Butler Board of Trustees Approves $100 Million Sciences Upgrade, Largest Investment in Butler’s Future
SOURCE: BUTLER UNIVERSITY
A new sciences complex is set to take shape on Butler University’s campus, as the Board of Trustees approved the project during their June meeting.
The $100 million renovation and expansion is the largest investment ever by the Trustees in Butler’s future. The project includes new high-tech classrooms designed to promote learning by doing, labs that mimic the set-up at top research companies, and work spaces meant to encourage cross-disciplinary collaboration. The facility will reflect the interdisciplinary nature of science, and eliminate labs designed for a single purpose. Classroom spaces will enable faculty to step away from the podium and move among students in a more hands-on approach to instruction.
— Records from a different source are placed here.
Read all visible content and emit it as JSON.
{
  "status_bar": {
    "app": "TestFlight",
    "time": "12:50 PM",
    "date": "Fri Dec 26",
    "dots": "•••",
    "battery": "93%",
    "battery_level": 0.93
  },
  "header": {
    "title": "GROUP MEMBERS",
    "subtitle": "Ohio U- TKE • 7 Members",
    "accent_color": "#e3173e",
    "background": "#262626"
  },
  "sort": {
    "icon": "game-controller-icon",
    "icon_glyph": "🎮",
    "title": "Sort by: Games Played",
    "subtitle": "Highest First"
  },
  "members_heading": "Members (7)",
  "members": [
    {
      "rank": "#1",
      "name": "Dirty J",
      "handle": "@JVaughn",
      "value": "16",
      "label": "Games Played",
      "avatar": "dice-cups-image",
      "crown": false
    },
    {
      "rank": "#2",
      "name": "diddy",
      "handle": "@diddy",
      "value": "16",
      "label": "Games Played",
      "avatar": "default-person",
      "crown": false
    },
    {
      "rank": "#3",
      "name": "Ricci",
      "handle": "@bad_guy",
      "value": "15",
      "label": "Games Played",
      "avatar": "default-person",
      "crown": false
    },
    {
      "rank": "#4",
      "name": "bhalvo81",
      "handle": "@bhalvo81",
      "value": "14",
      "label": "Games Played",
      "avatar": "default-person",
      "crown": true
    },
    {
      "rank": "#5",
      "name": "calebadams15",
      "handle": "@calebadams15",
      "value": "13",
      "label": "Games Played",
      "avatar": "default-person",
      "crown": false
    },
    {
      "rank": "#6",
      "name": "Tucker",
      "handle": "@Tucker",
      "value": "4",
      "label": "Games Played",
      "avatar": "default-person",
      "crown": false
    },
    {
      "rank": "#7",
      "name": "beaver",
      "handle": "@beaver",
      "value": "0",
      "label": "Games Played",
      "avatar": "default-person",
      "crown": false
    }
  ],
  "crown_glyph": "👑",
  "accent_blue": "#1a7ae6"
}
“We have outstanding faculty, we have outstanding students, we have outstanding programs, and this project will allow us to take all of that to another level,” says Jay Howard, Dean of the College of Liberal Arts and Sciences, who was also part of the project’s original planning committee in 2011. “Science is an ever-changing discipline, and now we will have the flexible facilities to lead the field into the future.”
Phases I and II of the project are expected to start very soon, with a predicted 18-month timeline. To date, $27.5 million has been raised for the project. The goal is to raise $42 million of the $100 million total cost through philanthropic support.
Thus far, major donations have come from the Richard M. Fairbanks Foundation, Frank Levinson ’75, Craig Fenneman ’71 and Mary Stover-Fenneman, Lynne Zydowsky ’81, Josh Smiley, Katie and Len Betley, Lou and Laura Glazer, Jane and Robert Wildman, and Dick and Billie Lou Wood.